Stornoway Announces $22 Million Private Placement To Close Within 21 Days

07/25/2008

On July 16, 2008, Stornoway Diamond Corporation (TSX-SWY) announced that, subject to negotiating the definitive subscription agreement and receiving all necessary approvals, it intends to effect a $22 million private placement (the "Private Placement") comprising 24,444,444 common shares at a price of $0.90 per common share split equally between Agnico-Eagle Mines Limited ("Agnico-Eagle") and Lorito Holdings Limited ("Lorito"). The proceeds of the Private Placement will be used to redeem the $10 million principal amount of convertible debentures held by each of Agnico-Eagle and Lorito.

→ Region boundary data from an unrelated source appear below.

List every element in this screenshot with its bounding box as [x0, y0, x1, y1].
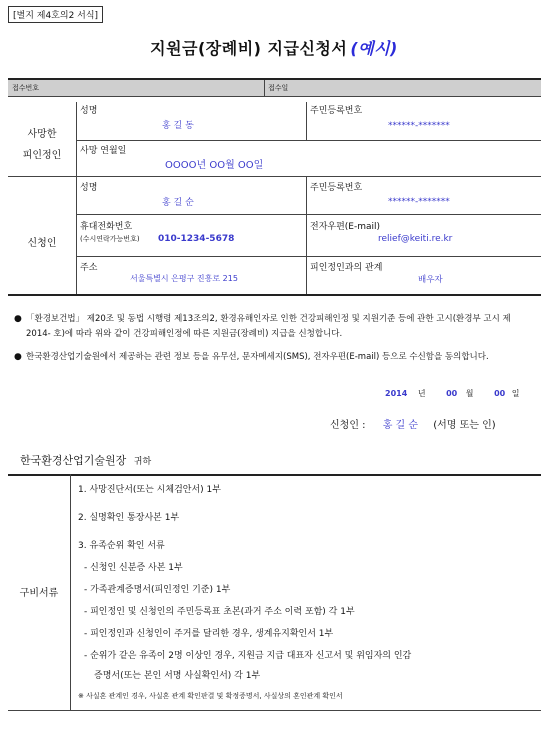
doc-item: - 피인정인 및 신청인의 주민등록표 초본(과거 주소 이력 포함) 각 1부: [84, 607, 355, 617]
date-year-unit: 년: [417, 389, 426, 398]
date-day-unit: 일: [511, 389, 520, 398]
statement-1: [14, 312, 534, 342]
receipt-date-label: 접수일: [268, 84, 289, 92]
statement-2-text: 한국환경산업기술원에서 제공하는 관련 정보 등을 유무선, 문자메세지(SMS), 전자우편(E-mail) 등으로 수신함을 동의합니다.: [26, 352, 489, 362]
recipient-name: 한국환경산업기술원장: [20, 454, 127, 467]
doc-item: 2. 실명확인 통장사본 1부: [78, 513, 180, 523]
doc-item: 3. 유족순위 확인 서류: [78, 541, 165, 551]
documents-top-border: [8, 474, 541, 476]
documents-col-divider: [70, 474, 71, 710]
phone-label: 휴대전화번호: [80, 222, 133, 232]
email-value: relief@keiti.re.kr: [378, 234, 453, 244]
documents-section-label: 구비서류: [19, 588, 59, 599]
recipient-suffix: 귀하: [133, 457, 152, 467]
doc-item: - 신청인 신분증 사본 1부: [84, 563, 183, 573]
statement-2: [14, 350, 534, 365]
signature-label: 신청인 :: [330, 420, 366, 431]
section-divider-2: [8, 294, 541, 296]
deceased-name-value: 홍 길 동: [162, 121, 194, 131]
documents-bottom-border: [8, 710, 541, 711]
address-label: 주소: [80, 263, 98, 273]
date-year: 2014: [385, 389, 408, 398]
deceased-section-label-2: 피인정인: [22, 150, 62, 161]
applicant-row-divider-2: [76, 256, 541, 257]
doc-item: - 순위가 같은 유족이 2명 이상인 경우, 지원금 지급 대표자 신고서 및 위임자의 인감: [84, 651, 412, 661]
signature-line: [330, 416, 496, 431]
deceased-section-label-1: 사망한: [27, 129, 57, 140]
applicant-rrn-value: ******-*******: [388, 197, 450, 207]
deceased-row-divider: [76, 140, 541, 141]
applicant-col-divider: [76, 176, 77, 294]
date-day: 00: [494, 389, 506, 398]
title-example: (예시): [350, 39, 398, 58]
doc-item: 증명서(또는 본인 서명 사실확인서) 각 1부: [94, 671, 261, 681]
bullet-icon: ●: [14, 352, 22, 362]
applicant-name-value: 홍 길 순: [162, 198, 194, 208]
doc-item: 1. 사망진단서(또는 시체검안서) 1부: [78, 485, 221, 495]
address-value: 서울특별시 은평구 진흥로 215: [130, 274, 238, 283]
phone-note: (수시연락가능번호): [80, 235, 140, 243]
doc-item: - 가족관계증명서(피인정인 기준) 1부: [84, 585, 231, 595]
section-divider-1: [8, 176, 541, 177]
death-date-value: OOOO년 OO월 OO일: [165, 160, 264, 171]
applicant-section-label: 신청인: [27, 238, 57, 249]
phone-value: 010-1234-5678: [158, 234, 235, 244]
documents-note: ※ 사실혼 관계인 경우, 사실혼 관계 확인판결 및 확정증명서, 사실상의 혼인관계 확인서: [78, 692, 343, 700]
deceased-mid-divider: [306, 102, 307, 140]
date-month: 00: [446, 389, 458, 398]
page-title: [0, 36, 548, 59]
deceased-rrn-label: 주민등록번호: [310, 106, 363, 116]
signature-name: 홍 길 순: [382, 420, 419, 431]
relation-label: 피인정인과의 관계: [310, 263, 383, 273]
title-text: 지원금(장례비) 지급신청서: [150, 39, 348, 58]
statement-1-text: 「환경보건법」 제20조 및 동법 시행령 제13조의2, 환경유해인자로 인한 건강피해인정 및 지원기준 등에 관한 고시(환경부 고시 제2014- 호)에 따라 위와 같이 건강피해인정에 따른 지원금(장례비) 지급을 신청합니다.: [26, 314, 511, 339]
form-number: [별지 제4호의2 서식]: [8, 6, 103, 23]
signature-note: (서명 또는 인): [433, 420, 496, 431]
applicant-mid-divider: [306, 176, 307, 294]
relation-value: 배우자: [418, 275, 443, 285]
date-month-unit: 월: [465, 389, 474, 398]
death-date-label: 사망 연월일: [80, 146, 127, 156]
deceased-col-divider: [76, 102, 77, 176]
applicant-name-label: 성명: [80, 183, 98, 193]
email-label: 전자우편(E-mail): [310, 222, 381, 232]
application-date: [385, 388, 519, 399]
applicant-row-divider-1: [76, 214, 541, 215]
receipt-divider: [264, 80, 265, 97]
recipient-line: [20, 452, 151, 468]
bullet-icon: ●: [14, 314, 22, 324]
applicant-rrn-label: 주민등록번호: [310, 183, 363, 193]
deceased-rrn-value: ******-*******: [388, 121, 450, 131]
doc-item: - 피인정인과 신청인이 주거를 달리한 경우, 생계유지확인서 1부: [84, 629, 334, 639]
receipt-number-label: 접수번호: [12, 84, 40, 92]
deceased-name-label: 성명: [80, 106, 98, 116]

The Issuer hopes to close the Transaction in fewer than 21 days from the date of the material change report filed with respect to this transaction. The Issuer believes that closing the Transaction in such period is necessary or reasonable in order to avoid continuing to incur interest charges under the Debentures.

Stornoway Diamond Corporation

Stornoway Diamond Corporation is one of Canada's leading diamond exploration and development companies, involved in the discovery of over 150 kimberlites in seven Canadian diamond districts. The Corporation benefits from a diversified diamond property portfolio, a strong financial platform and management and technical teams with experience in each segment of the diamond "pipeline" from exploration to marketing.

On behalf of the Board
STORNOWAY DIAMOND CORPORATION
/s/ "Eira Thomas"
Eira Thomas
Chief Executive Officer

 

For further information, please contact Nick Thomas at 604-331-2271 or 1-877-331-2232
** Website: www.stornowaydiamonds.com Email: info@stornowaydiamonds.com **


This news release may contain forward looking statements, being statements which are not historical facts, including, without limitation, statements regarding potential financings, the use of proceeds, stock exchange and regulatory approval and discussions of future plans and objectives. There can be no assurance that such statements will prove accurate. Such statements are necessarily based upon a number of estimates and assumptions that are subject to numerous risks and uncertainties that could cause actual results and future events to differ materially from those anticipated or projected. Important factors that could cause actual results to differ materially from the Corporation's expectations are in Corporation documents filed from time to time with the Toronto Stock Exchange and provincial securities regulators, most of which are available at www.sedar.com. The Corporation disclaims any intention or obligation to revise or update such statements.